By Johna Till Johnson
Tom on father/daughter day, 2016
Earlier this week, a man who had become very dear to me and to Vlad slipped the surly bonds of earth.
Tom Marsilje, a cancer scientist, patient, and patient advocate, left this world on Tuesday November 14. I can’t write a better obituary than the one that appeared in the Philadelphia Inquirer, for which he wrote a regular column.
As with Vlad, Tom’s loss is more than personal. He was a beacon of hope and optimism for all of us dealing with cancer, in no small part because he lived every possible role in that experience.
As a graduate student, he became caregiver and patient advocate for his mother, helping to get her into one of the earliest immunotherapy clinical trials (in 1999) and quadrupling her life- and health-span in the process. He went on to co-develop a breakthrough drug for lung cancer. And from the time of his diagnosis in 2012 to his death this week, he experienced the disease “from the inside”–all the while serving as a guiding light for those of us in the same situation.

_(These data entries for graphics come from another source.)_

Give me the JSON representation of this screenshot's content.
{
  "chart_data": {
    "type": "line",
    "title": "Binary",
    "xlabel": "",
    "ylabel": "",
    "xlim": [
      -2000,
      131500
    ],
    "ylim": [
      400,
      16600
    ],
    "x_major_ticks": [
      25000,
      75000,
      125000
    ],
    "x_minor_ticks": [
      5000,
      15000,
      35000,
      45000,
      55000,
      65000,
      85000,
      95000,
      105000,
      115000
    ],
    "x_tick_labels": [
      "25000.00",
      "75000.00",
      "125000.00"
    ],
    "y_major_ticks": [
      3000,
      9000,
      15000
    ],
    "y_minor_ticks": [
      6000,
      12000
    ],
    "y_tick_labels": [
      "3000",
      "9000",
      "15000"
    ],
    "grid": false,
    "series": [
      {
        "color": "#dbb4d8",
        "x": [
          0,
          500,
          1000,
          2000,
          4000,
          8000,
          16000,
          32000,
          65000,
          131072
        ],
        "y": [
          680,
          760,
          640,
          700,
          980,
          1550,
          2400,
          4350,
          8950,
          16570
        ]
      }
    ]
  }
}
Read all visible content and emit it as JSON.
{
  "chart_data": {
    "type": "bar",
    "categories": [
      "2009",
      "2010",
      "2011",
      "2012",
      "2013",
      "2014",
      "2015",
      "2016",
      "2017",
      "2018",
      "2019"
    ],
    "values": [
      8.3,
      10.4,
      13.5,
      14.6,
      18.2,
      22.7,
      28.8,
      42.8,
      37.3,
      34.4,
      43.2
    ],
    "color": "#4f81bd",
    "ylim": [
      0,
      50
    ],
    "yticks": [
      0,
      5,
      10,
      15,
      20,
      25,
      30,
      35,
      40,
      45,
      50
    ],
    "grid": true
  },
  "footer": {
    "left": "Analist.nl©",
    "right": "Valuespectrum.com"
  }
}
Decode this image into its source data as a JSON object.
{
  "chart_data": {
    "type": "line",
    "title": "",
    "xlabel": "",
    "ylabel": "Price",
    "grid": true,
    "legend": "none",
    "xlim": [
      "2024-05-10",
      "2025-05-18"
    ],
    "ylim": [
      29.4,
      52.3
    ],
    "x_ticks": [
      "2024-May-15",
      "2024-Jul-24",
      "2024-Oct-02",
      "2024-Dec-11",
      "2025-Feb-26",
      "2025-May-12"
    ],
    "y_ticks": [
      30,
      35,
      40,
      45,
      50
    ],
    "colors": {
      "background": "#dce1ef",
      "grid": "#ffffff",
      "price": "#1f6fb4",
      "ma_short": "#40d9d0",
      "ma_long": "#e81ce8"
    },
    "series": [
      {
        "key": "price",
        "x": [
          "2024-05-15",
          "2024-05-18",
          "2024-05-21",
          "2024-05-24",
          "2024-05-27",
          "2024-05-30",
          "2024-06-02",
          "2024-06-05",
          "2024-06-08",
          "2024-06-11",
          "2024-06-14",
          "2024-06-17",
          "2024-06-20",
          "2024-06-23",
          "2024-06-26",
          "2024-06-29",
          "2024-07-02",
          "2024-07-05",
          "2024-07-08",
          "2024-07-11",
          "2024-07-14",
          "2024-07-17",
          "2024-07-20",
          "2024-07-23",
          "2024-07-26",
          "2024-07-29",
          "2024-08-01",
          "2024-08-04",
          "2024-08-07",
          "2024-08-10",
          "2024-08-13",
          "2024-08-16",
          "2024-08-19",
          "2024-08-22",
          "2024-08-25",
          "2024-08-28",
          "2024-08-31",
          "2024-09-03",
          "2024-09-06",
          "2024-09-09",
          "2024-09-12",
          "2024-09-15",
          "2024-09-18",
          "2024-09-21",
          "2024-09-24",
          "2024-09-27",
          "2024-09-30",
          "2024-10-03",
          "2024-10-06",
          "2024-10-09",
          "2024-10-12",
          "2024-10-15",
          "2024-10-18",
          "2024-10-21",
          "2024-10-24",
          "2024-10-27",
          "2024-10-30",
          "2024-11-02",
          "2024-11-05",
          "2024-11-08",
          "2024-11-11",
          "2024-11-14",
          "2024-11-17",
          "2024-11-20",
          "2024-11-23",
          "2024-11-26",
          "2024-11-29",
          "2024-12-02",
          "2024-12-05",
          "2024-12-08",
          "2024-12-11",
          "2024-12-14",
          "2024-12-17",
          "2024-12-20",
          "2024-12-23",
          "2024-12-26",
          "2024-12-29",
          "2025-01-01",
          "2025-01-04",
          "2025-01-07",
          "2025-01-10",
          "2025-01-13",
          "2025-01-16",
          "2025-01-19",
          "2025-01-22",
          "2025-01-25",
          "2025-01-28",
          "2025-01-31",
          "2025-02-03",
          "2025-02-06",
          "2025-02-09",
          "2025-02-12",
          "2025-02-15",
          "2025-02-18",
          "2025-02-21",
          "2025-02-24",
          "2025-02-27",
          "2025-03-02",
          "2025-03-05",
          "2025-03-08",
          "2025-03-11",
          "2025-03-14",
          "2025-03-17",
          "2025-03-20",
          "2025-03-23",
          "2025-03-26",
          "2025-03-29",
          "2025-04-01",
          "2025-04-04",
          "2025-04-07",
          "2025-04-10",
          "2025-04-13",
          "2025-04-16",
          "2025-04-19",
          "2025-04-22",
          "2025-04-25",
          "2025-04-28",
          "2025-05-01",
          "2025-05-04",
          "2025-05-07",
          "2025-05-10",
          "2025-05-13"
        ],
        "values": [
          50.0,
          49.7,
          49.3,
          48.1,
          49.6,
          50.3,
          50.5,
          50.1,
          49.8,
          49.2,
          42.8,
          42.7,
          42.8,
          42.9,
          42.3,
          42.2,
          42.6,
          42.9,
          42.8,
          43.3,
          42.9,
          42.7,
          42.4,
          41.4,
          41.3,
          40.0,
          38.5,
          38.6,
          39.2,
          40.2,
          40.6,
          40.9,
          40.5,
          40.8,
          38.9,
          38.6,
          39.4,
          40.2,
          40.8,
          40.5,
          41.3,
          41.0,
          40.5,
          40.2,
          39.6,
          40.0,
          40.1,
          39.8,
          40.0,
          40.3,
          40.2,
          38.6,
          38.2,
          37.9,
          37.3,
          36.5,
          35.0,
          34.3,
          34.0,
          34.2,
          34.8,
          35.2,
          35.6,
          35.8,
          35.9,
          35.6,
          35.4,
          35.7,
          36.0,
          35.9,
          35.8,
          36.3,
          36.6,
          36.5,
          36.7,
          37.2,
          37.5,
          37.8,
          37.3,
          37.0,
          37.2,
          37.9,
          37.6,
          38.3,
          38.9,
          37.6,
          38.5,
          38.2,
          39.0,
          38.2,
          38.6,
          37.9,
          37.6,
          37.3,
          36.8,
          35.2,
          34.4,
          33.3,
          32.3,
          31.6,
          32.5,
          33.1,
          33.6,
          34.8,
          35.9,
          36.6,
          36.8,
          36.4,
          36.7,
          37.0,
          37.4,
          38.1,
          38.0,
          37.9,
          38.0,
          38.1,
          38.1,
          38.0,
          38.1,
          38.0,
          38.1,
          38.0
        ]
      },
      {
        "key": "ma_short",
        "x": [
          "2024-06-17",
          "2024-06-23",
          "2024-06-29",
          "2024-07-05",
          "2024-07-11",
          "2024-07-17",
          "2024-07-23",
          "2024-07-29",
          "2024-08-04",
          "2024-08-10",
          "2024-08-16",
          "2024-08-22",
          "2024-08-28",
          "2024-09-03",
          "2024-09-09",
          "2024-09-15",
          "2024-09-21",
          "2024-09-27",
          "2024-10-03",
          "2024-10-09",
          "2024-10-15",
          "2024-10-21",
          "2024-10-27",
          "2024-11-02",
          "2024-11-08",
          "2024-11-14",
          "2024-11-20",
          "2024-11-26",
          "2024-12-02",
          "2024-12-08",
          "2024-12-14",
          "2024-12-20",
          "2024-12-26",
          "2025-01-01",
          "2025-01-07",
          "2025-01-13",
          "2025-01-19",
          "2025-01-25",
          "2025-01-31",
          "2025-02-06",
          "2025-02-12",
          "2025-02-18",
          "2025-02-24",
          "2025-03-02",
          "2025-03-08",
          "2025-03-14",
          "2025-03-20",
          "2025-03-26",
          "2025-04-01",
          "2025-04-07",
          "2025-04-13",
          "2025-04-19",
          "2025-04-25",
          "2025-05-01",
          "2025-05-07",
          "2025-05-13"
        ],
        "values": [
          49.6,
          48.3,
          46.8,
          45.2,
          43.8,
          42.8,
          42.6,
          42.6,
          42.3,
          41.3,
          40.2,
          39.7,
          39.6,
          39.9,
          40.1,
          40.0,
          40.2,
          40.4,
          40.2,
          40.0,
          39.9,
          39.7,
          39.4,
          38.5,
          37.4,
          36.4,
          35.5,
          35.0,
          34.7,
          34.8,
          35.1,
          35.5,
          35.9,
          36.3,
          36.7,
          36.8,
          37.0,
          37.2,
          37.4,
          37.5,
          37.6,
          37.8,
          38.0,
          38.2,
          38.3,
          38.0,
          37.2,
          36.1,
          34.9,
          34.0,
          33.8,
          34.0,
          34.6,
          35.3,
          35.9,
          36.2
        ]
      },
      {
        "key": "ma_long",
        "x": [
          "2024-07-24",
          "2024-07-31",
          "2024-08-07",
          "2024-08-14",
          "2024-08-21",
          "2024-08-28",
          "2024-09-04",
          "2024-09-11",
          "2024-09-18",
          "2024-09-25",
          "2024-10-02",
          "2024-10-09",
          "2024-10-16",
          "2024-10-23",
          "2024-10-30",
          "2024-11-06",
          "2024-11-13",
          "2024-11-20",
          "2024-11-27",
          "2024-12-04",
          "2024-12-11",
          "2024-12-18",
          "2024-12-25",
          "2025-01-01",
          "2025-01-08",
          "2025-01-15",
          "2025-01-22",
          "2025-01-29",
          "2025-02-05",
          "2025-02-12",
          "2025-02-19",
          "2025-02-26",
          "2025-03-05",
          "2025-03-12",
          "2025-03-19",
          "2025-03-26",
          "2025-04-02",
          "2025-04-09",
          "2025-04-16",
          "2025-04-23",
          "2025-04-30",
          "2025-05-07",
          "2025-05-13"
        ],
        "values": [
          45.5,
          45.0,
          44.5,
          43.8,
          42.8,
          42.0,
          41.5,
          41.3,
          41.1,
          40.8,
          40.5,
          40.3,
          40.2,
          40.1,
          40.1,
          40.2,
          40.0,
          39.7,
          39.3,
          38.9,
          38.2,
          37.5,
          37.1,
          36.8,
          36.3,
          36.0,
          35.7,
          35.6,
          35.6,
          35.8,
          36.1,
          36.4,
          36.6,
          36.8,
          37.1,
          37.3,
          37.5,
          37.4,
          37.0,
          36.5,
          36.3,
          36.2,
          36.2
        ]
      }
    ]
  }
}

The loss of that light, as much as of Tom the person, was a real blow to all of us in that world.
And because cancer will strike nearly 1 in 2 of us, and touch the lives of nearly all of us, I’m including here a Facebook post I wrote for my friends in the cancer community (and yes, I hate that there is such a thing, as much as I love the fact that through it I’ve met some of the smartest, bravest, nicest people on the planet).
Tom’s approach is not a bad way to live for any of us, cancer or no. Life, after all, is a terminal condition.
Some thoughts on Tom, and the impact of his death on me and on us. Some background: Tom and I were friends in real life, as well as on Facebook. We visited in NY and CA. He knew and respected Vlad, and vice versa.
He coordinated closely with Vlad (neuroscientist) and Dan (Vlad’s best friend from grad school, and an immunotherapy researcher at Emory). We would literally strategize together (the four of us) about the most promising treatments. Vlad was the most skeptical (he knew the odds, and also the science).
So to me, Tom wasn’t a superhero, he was a really smart scientist with early insight into how science was turning into cures.
As we all know, he also had that incredibly contagious combination of optimism and humility. Anyone who interacted with him walked away feeling, “Heck, if it can work for Tom, it can work for me!” (or my loved one).
The fact that it did NOT work for Tom is a gut-punch to many folks. I mean, if super-hero-cape-wearing-scientist died ANYWAY, what are the chances for us ordinary folks?
I didn’t have quite that reaction, because I knew him better, and knew the science pretty well.
Here’s the thing.
Tom’s approach was spot on, and it continues to be spot on:
Step 1. Stay alive, and as healthy as you can possibly be, for as long as you can. That means: Build an exercise, nutrition, and treatment routine that works FOR YOU. That could be 5 minutes a day of yoga and a steady diet of Bic Macs to keep the weight on. You don’t have to run triathlons. Do whatever works for you.
Step 2. Take joy in every day, and every moment. Your “joy intake” is as important as what you eat, drink, and do. That new puppy might possibly have the same ability to inhibit tumor growth as the latest radiation therapy.
Step 3. Stay on top of the research. Keep leveraging your network. We are here, and we’re NOT going to stop researching for you. There is going to be an exponential explosion of new treatments over the next 5 years.
I know this. Tom knew this. Vlad knew this.
Some treatments will work amazingly.
Some will keep you alive until the next treatment.
And some will fail.
The stronger you are, the more runway you have, and the more treatments you can try.
And the more knowledge you have, the better able you are to point that runway in the right direction. That’s what Tom did.
And it DID NOT fail him!!
The science failed him, as it failed Vlad, and will continue to fail people we love (maybe even us). Until it doesn’t any more.
That’s how science works. It fails, until it doesn’t any more.
And we are so, close to the science not failing any more.
As awful as it is to say this, if you’re reading this now, you’re already ahead of Tom, because you’re 24 hours closer to that day (very soon now) when the science won’t fail us.
Why am I writing this? Because I know how devastating it is when your magic talisman for the future is lost.
I’ve been dreading Tom’s death less for the loss of the unique and beautiful soul that he is, and more for the fact that I’m afraid it will emotionally devastate so many people that I love, because they will lose hope.
And it does devastate people. I can’t fix that.
The only thing I can say is… following the three steps above is what Tom did, and what he’d want all of us to do.
And what, in my considered opinion as a scientist and engineer, is what is most likely to result in the CURE of everyone dealing with this awful disease.
And a permanent cure is NOT an unrealistic hope for people dealing with this disease. A long shot, yes. But It’s out there, and very, very close.
I know Tom is fighting for all of us, still.